MakeItTalk: Speaker-Aware Talking-Head Animation

Yang Zhou,Xintong Han,Eli Shechtman,Jose Echevarria,Evangelos Kalogerakis,Dingzeyu Li
DOI: https://doi.org/10.1145/3414685.3417774
2021-02-26
Abstract:We present a method that generates expressive talking heads from a single facial image with audio as the only input. In contrast to previous approaches that attempt to learn direct mappings from audio to raw pixels or points for creating talking faces, our method first disentangles the content and speaker information in the input audio signal. The audio content robustly controls the motion of lips and nearby facial regions, while the speaker information determines the specifics of facial expressions and the rest of the talking head dynamics. Another key component of our method is the prediction of facial landmarks reflecting speaker-aware dynamics. Based on this intermediate representation, our method is able to synthesize photorealistic videos of entire talking heads with full range of motion and also animate artistic paintings, sketches, 2D cartoon characters, Japanese mangas, stylized caricatures in a single unified framework. We present extensive quantitative and qualitative evaluation of our method, in addition to user studies, demonstrating generated talking heads of significantly higher quality compared to prior state-of-the-art.
Computer Vision and Pattern Recognition,Graphics
What problem does this paper attempt to address?

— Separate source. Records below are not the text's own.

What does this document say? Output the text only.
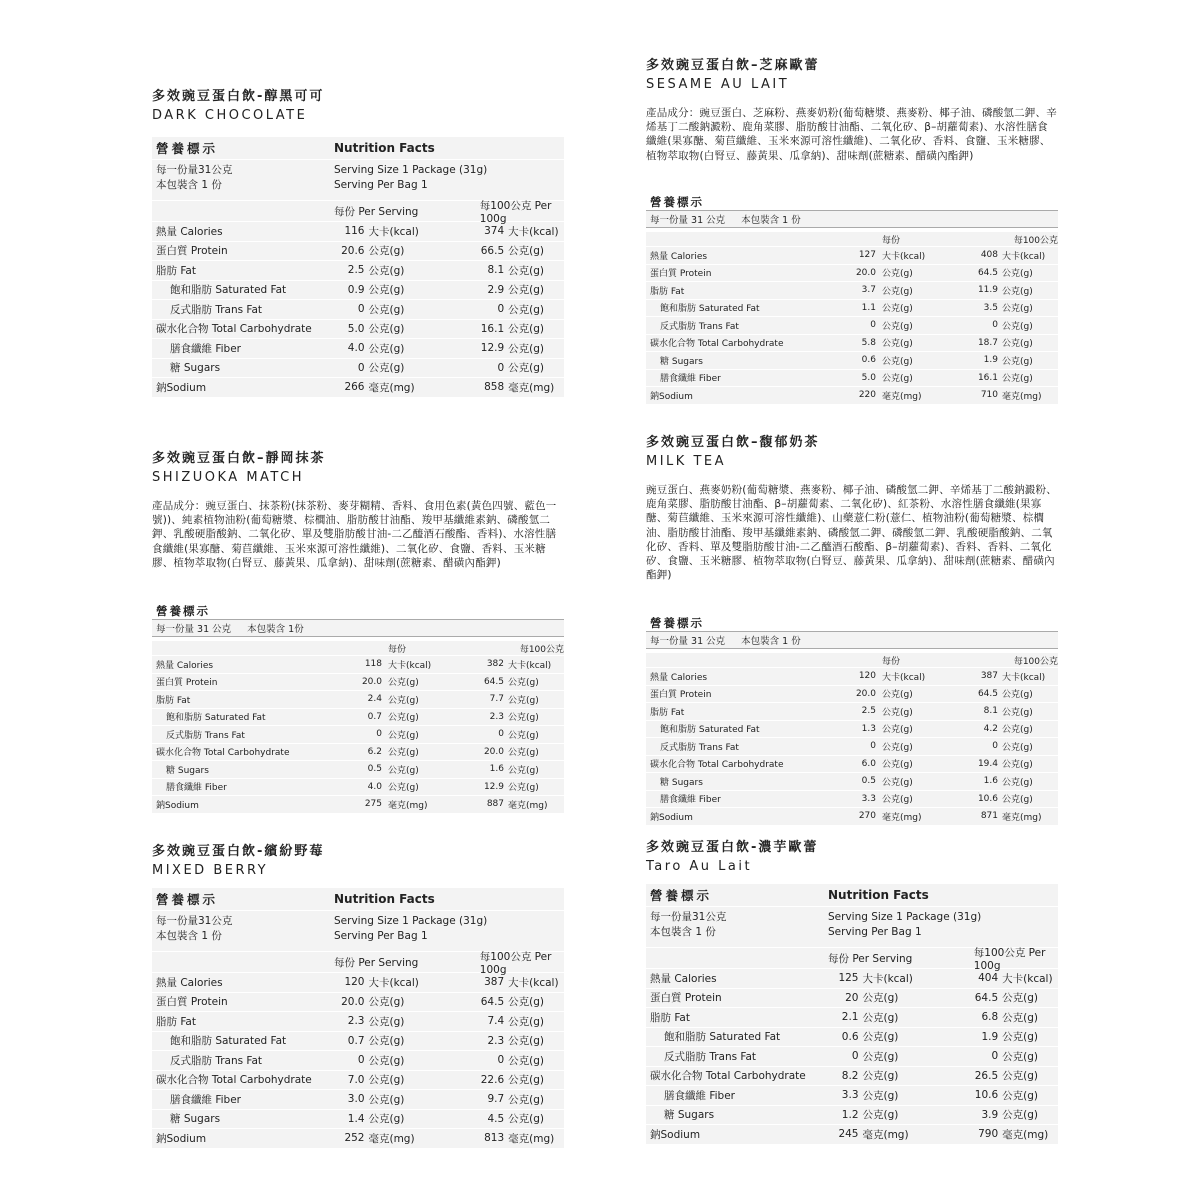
多效豌豆蛋白飲-醇黑可可
DARK CHOCOLATE
營養標示	Nutrition Facts
每一份量31公克
本包裝含 1 份
Serving Size 1 Package (31g)
Serving Per Bag 1
每份 Per Serving	每100公克 Per 100g
熱量 Calories	116 大卡(kcal)	374 大卡(kcal)
蛋白質 Protein	20.6 公克(g)	66.5 公克(g)
脂肪 Fat	2.5 公克(g)	8.1 公克(g)
飽和脂肪 Saturated Fat	0.9 公克(g)	2.9 公克(g)
反式脂肪 Trans Fat	0 公克(g)	0 公克(g)
碳水化合物 Total Carbohydrate	5.0 公克(g)	16.1 公克(g)
膳食纖維 Fiber	4.0 公克(g)	12.9 公克(g)
糖 Sugars	0 公克(g)	0 公克(g)
鈉Sodium	266 毫克(mg)	858 毫克(mg)
多效豌豆蛋白飲–芝麻歐蕾
SESAME AU LAIT
產品成分：豌豆蛋白、芝麻粉、燕麥奶粉(葡萄糖漿、燕麥粉、椰子油、磷酸氫二鉀、辛烯基丁二酸鈉澱粉、鹿角菜膠、脂肪酸甘油酯、二氧化矽、β–胡蘿蔔素)、水溶性膳食纖維(果寡醣、菊苣纖維、玉米來源可溶性纖維)、二氧化矽、香料、食鹽、玉米糖膠、植物萃取物(白腎豆、藤黃果、瓜拿納)、甜味劑(蔗糖素、醋磺內酯鉀)
營養標示
每一份量 31 公克 本包裝含 1 份
每份	每100公克
熱量 Calories	127 大卡(kcal)	408 大卡(kcal)
蛋白質 Protein	20.0 公克(g)	64.5 公克(g)
脂肪 Fat	3.7 公克(g)	11.9 公克(g)
飽和脂肪 Saturated Fat	1.1 公克(g)	3.5 公克(g)
反式脂肪 Trans Fat	0 公克(g)	0 公克(g)
碳水化合物 Total Carbohydrate	5.8 公克(g)	18.7 公克(g)
糖 Sugars	0.6 公克(g)	1.9 公克(g)
膳食纖維 Fiber	5.0 公克(g)	16.1 公克(g)
鈉Sodium	220 毫克(mg)	710 毫克(mg)
多效豌豆蛋白飲–靜岡抹茶
SHIZUOKA MATCH
產品成分：豌豆蛋白、抹茶粉(抹茶粉、麥芽糊精、香料、食用色素(黃色四號、藍色一號))、純素植物油粉(葡萄糖漿、棕櫚油、脂肪酸甘油酯、羧甲基纖維素鈉、磷酸氫二鉀、乳酸硬脂酸鈉、二氧化矽、單及雙脂肪酸甘油-二乙醯酒石酸酯、香料)、水溶性膳食纖維(果寡醣、菊苣纖維、玉米來源可溶性纖維)、二氧化矽、食鹽、香料、玉米糖膠、植物萃取物(白腎豆、藤黃果、瓜拿納)、甜味劑(蔗糖素、醋磺內酯鉀)
營養標示
每一份量 31 公克 本包裝含 1份
每份	每100公克
熱量 Calories	118 大卡(kcal)	382 大卡(kcal)
蛋白質 Protein	20.0 公克(g)	64.5 公克(g)
脂肪 Fat	2.4 公克(g)	7.7 公克(g)
飽和脂肪 Saturated Fat	0.7 公克(g)	2.3 公克(g)
反式脂肪 Trans Fat	0 公克(g)	0 公克(g)
碳水化合物 Total Carbohydrate	6.2 公克(g)	20.0 公克(g)
糖 Sugars	0.5 公克(g)	1.6 公克(g)
膳食纖維 Fiber	4.0 公克(g)	12.9 公克(g)
鈉Sodium	275 毫克(mg)	887 毫克(mg)
多效豌豆蛋白飲–馥郁奶茶
MILK TEA
豌豆蛋白、燕麥奶粉(葡萄糖漿、燕麥粉、椰子油、磷酸氫二鉀、辛烯基丁二酸鈉澱粉、鹿角菜膠、脂肪酸甘油酯、β–胡蘿蔔素、二氧化矽)、紅茶粉、水溶性膳食纖維(果寡醣、菊苣纖維、玉米來源可溶性纖維)、山藥薏仁粉(薏仁、植物油粉(葡萄糖漿、棕櫚油、脂肪酸甘油酯、羧甲基纖維素鈉、磷酸氫二鉀、磷酸氫二鉀、乳酸硬脂酸鈉、二氧化矽、香料、單及雙脂肪酸甘油-二乙醯酒石酸酯、β–胡蘿蔔素)、香料、香料、二氧化矽、食鹽、玉米糖膠、植物萃取物(白腎豆、藤黃果、瓜拿納)、甜味劑(蔗糖素、醋磺內酯鉀)
營養標示
每一份量 31 公克 本包裝含 1 份
每份	每100公克
熱量 Calories	120 大卡(kcal)	387 大卡(kcal)
蛋白質 Protein	20.0 公克(g)	64.5 公克(g)
脂肪 Fat	2.5 公克(g)	8.1 公克(g)
飽和脂肪 Saturated Fat	1.3 公克(g)	4.2 公克(g)
反式脂肪 Trans Fat	0 公克(g)	0 公克(g)
碳水化合物 Total Carbohydrate	6.0 公克(g)	19.4 公克(g)
糖 Sugars	0.5 公克(g)	1.6 公克(g)
膳食纖維 Fiber	3.3 公克(g)	10.6 公克(g)
鈉Sodium	270 毫克(mg)	871 毫克(mg)
多效豌豆蛋白飲-繽紛野莓
MIXED BERRY
營養標示	Nutrition Facts
每一份量31公克
本包裝含 1 份
Serving Size 1 Package (31g)
Serving Per Bag 1
每份 Per Serving	每100公克 Per 100g
熱量 Calories	120 大卡(kcal)	387 大卡(kcal)
蛋白質 Protein	20.0 公克(g)	64.5 公克(g)
脂肪 Fat	2.3 公克(g)	7.4 公克(g)
飽和脂肪 Saturated Fat	0.7 公克(g)	2.3 公克(g)
反式脂肪 Trans Fat	0 公克(g)	0 公克(g)
碳水化合物 Total Carbohydrate	7.0 公克(g)	22.6 公克(g)
膳食纖維 Fiber	3.0 公克(g)	9.7 公克(g)
糖 Sugars	1.4 公克(g)	4.5 公克(g)
鈉Sodium	252 毫克(mg)	813 毫克(mg)
多效豌豆蛋白飲-濃芋歐蕾
Taro Au Lait
營養標示	Nutrition Facts
每一份量31公克
本包裝含 1 份
Serving Size 1 Package (31g)
Serving Per Bag 1
每份 Per Serving	每100公克 Per 100g
熱量 Calories	125 大卡(kcal)	404 大卡(kcal)
蛋白質 Protein	20 公克(g)	64.5 公克(g)
脂肪 Fat	2.1 公克(g)	6.8 公克(g)
飽和脂肪 Saturated Fat	0.6 公克(g)	1.9 公克(g)
反式脂肪 Trans Fat	0 公克(g)	0 公克(g)
碳水化合物 Total Carbohydrate	8.2 公克(g)	26.5 公克(g)
膳食纖維 Fiber	3.3 公克(g)	10.6 公克(g)
糖 Sugars	1.2 公克(g)	3.9 公克(g)
鈉Sodium	245 毫克(mg)	790 毫克(mg)
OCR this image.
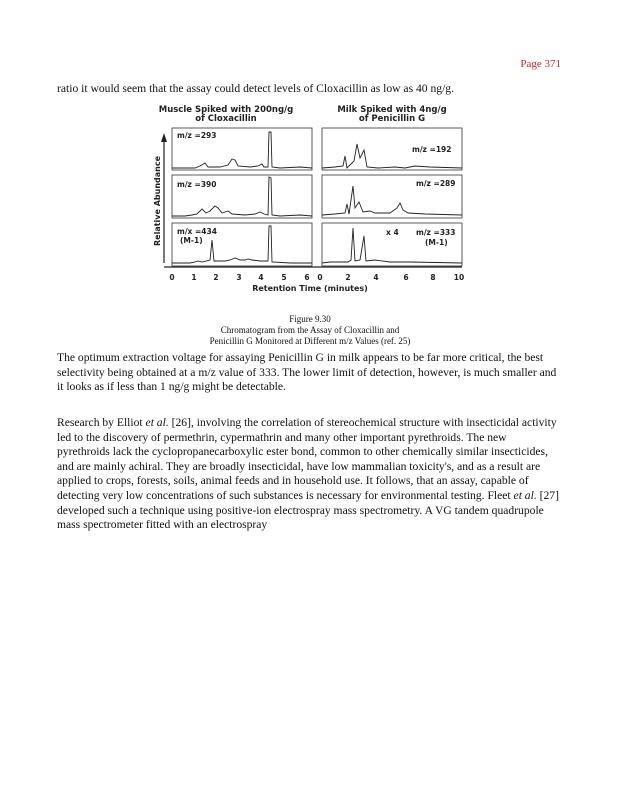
Page 371

ratio it would seem that the assay could detect levels of Cloxacillin as low as 40 ng/g.

Muscle Spiked with 200ng/g
of Cloxacillin
Milk Spiked with 4ng/g
of Penicillin G
Relative Abundance
m/z =293
m/z =390
m/x =434
(M-1)
m/z =192
m/z =289
x 4 m/z =333
(M-1)
0 1 2 3 4 5 6 0	2	4	6	8 10
Retention Time (minutes)
Figure 9.30
Chromatogram from the Assay of Cloxacillin and
Penicillin G Monitored at Different m/z Values (ref. 25)

The optimum extraction voltage for assaying Penicillin G in milk appears to be far more critical, the best selectivity being obtained at a m/z value of 333. The lower limit of detection, however, is much smaller and it looks as if less than 1 ng/g might be detectable.

Research by Elliot et al. [26], involving the correlation of stereochemical structure with insecticidal activity led to the discovery of permethrin, cypermathrin and many other important pyrethroids. The new pyrethroids lack the cyclopropanecarboxylic ester bond, common to other chemically similar insecticides, and are mainly achiral. They are broadly insecticidal, have low mammalian toxicity's, and as a result are applied to crops, forests, soils, animal feeds and in household use. It follows, that an assay, capable of detecting very low concentrations of such substances is necessary for environmental testing. Fleet et al. [27] developed such a technique using positive-ion electrospray mass spectrometry. A VG tandem quadrupole mass spectrometer fitted with an electrospray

The main problem that the paper "MakeItTalk: Speaker - Aware Talking - Head Animation" attempts to solve is to generate high - quality talking - head animations. Specifically, the authors propose a deep - learning - based method that can generate expressive talking - head videos from a single facial image and audio input. Different from previous methods that directly map from audio to pixels, the method in this paper first decouples the content information and the speaker information in the audio signal. Among them, the content information is used to control the movement of the lips and the nearby area, while the speaker information determines the specific manifestation of facial expressions and other head dynamics. This method not only improves the authenticity and expressiveness of the generated animations but also can produce reasonable results on new faces and voices that have not been seen during the training process. The key contributions of the paper include: - Introducing a new deep - learning architecture for predicting facial landmarks from voice signals. These landmarks capture not only facial expressions but also the overall head pose. - Generating speaker - aware talking - head animations based on the decoupled voice content and speaker information, which is inspired by the progress in the voice - conversion field. - Proposing two landmark - based image synthesis methods, which are respectively applicable to non - realistic cartoon images and natural human face images. These methods can handle new faces and cartoon characters that have not been observed during training. - Proposing a series of quantitative indicators and conducting user studies to evaluate the effect of the talking - head animation method. Through these innovations, the paper aims to overcome the limitations of existing technologies in generating talking - head animations with strong realism and rich expressiveness, especially in the performance when dealing with unseen faces and voices.